In mathematical systems-modelling, the words 'validation' and 'verification' are used in ways that clarify this expectation. To validate a computer model, for example, would be to ensure that it actually simulates the causal mechanism the scientist has in mind. With complex, multi-agent models, validation is a non-trivial task because these operate at or near the theoretical limits of computability. Once the model has been validated, the next step is to verify it empirically by using it to 'predict the past', as it were.

Verification is relatively straightforward in situations where one is simulating the workings of a well-designed system that has been created for a specific purpose. The concept of verification becomes a philosophical minefield, however, when one is studying ecosystems where social learning, habits and purposeful co-operation shape system dynamics. Accidents of history and geography and expedient, small-scale patterns of co-operation can generate new patterns of learning and forgetting that change the course of history in an utterly unpredictable way. These self-organising events can be explained ex post, but not predicted ex ante because they are contingent on knowledge we do not yet have and habits we have not yet begun to acquire.

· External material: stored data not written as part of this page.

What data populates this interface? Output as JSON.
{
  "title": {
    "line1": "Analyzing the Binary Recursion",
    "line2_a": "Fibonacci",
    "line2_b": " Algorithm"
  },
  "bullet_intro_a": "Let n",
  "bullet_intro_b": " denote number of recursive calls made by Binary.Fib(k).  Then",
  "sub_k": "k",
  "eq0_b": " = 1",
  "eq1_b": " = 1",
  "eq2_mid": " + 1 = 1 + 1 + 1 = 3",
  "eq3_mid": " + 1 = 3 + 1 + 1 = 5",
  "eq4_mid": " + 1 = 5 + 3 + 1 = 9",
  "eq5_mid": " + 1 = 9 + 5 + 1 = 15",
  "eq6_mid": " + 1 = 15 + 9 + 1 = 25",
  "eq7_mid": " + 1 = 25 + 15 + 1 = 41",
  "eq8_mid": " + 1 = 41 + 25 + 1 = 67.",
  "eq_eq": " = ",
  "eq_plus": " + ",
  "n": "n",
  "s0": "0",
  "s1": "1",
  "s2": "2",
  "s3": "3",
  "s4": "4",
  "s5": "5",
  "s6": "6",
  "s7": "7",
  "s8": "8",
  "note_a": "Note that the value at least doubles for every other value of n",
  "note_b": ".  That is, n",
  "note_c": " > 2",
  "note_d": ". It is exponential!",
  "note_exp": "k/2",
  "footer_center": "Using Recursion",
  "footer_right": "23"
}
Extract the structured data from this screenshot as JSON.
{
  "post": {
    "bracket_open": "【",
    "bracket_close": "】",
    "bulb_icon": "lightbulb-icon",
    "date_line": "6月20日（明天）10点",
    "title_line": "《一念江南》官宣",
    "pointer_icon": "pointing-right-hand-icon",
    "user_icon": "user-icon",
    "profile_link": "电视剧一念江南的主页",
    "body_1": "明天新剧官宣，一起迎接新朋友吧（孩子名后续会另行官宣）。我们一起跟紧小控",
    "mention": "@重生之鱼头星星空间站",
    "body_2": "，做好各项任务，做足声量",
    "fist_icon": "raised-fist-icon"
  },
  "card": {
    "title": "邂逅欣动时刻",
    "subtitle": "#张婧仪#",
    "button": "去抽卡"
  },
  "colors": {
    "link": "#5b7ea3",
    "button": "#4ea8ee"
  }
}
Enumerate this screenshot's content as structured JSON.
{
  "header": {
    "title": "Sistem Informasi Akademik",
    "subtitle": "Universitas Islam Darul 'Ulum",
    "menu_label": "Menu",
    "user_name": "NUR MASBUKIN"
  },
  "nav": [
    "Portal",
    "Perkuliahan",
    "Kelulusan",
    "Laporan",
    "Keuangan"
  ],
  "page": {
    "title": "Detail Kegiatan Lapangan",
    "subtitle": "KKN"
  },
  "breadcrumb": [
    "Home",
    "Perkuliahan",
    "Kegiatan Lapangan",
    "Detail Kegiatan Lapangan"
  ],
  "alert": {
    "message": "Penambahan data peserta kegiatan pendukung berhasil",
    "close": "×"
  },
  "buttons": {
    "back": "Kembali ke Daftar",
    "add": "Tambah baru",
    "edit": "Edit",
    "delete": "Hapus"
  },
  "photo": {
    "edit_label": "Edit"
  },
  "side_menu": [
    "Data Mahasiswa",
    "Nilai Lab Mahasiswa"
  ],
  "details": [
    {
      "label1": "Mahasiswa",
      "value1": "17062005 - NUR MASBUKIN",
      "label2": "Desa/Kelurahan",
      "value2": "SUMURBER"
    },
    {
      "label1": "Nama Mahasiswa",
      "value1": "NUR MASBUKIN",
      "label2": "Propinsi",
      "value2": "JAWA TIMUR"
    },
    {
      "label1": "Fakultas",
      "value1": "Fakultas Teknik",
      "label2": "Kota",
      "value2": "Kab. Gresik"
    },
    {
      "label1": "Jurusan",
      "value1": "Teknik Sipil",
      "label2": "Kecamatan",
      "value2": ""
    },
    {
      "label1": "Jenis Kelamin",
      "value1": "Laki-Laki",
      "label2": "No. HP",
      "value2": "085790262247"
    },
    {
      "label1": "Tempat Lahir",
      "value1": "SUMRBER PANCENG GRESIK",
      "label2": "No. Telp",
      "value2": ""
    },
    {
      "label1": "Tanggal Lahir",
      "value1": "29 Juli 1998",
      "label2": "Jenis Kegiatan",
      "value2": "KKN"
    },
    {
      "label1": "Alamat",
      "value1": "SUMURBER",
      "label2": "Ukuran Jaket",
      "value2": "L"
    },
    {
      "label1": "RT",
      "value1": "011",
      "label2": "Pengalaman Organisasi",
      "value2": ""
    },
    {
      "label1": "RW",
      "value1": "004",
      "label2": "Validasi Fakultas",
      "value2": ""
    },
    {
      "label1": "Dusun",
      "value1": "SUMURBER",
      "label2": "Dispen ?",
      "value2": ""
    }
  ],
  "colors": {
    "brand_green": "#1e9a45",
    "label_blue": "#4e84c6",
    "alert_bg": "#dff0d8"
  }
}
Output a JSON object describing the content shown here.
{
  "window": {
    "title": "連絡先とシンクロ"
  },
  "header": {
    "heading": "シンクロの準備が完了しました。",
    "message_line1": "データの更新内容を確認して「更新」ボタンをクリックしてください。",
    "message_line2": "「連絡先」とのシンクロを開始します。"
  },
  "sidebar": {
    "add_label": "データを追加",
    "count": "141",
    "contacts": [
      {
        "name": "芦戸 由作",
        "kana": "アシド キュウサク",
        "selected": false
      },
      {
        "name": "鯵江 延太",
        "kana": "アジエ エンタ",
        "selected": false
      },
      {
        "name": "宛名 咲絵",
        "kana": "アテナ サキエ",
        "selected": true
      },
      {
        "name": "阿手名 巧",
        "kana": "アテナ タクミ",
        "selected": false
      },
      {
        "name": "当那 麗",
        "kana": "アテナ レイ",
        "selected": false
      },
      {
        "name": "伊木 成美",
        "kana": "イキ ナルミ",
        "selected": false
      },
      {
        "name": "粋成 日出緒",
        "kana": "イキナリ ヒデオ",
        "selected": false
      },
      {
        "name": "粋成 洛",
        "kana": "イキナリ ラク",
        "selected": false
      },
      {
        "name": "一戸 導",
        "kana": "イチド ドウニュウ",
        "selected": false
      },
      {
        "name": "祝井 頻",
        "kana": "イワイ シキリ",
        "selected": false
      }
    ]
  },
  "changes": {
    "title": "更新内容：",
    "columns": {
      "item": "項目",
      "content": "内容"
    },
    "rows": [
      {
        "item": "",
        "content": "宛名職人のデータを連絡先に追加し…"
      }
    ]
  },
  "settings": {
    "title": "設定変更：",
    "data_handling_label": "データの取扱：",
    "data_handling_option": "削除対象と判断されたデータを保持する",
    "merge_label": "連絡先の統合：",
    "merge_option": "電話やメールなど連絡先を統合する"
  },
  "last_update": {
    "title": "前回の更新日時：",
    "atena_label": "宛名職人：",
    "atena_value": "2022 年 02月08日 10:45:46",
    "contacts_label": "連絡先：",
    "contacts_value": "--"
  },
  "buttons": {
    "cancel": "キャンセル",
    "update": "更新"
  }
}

Any systems model that slavishly predicted the same historical trajectory every time we ran it could reasonably be said to have been invalidated - it has been over-constrained in a way that forces it to simulate one historical trajectory (the history that actually happened) when we have strong reason to believe this time-series was one of an unbounded set of possible histories, many of which we cannot even imagine.

Plesionic complexity places scientific anthropologists in a difficult bind. Either they repudiate conventional, constraint-driven models of causality and abandon hard-science method, or they push plesionic complexity beyond the scientific pale. There is scant help for them in pop-science literature about chaos and fractals or critical humanism because so much of that literature treats narrative explanation as if it were a causal mechanism. Butterflies do not cause hurricanes. If they did, scientists could predict hurricanes by monitoring butterflies and prevent hurricanes by controlling butterfly behaviour. In the same way, individual human beings do not cause genocidal wars or social exclusion. Institutional constraints and power-relations constrain human agency in ways that cause both the social exclusion and the tenor of contemporary discourse.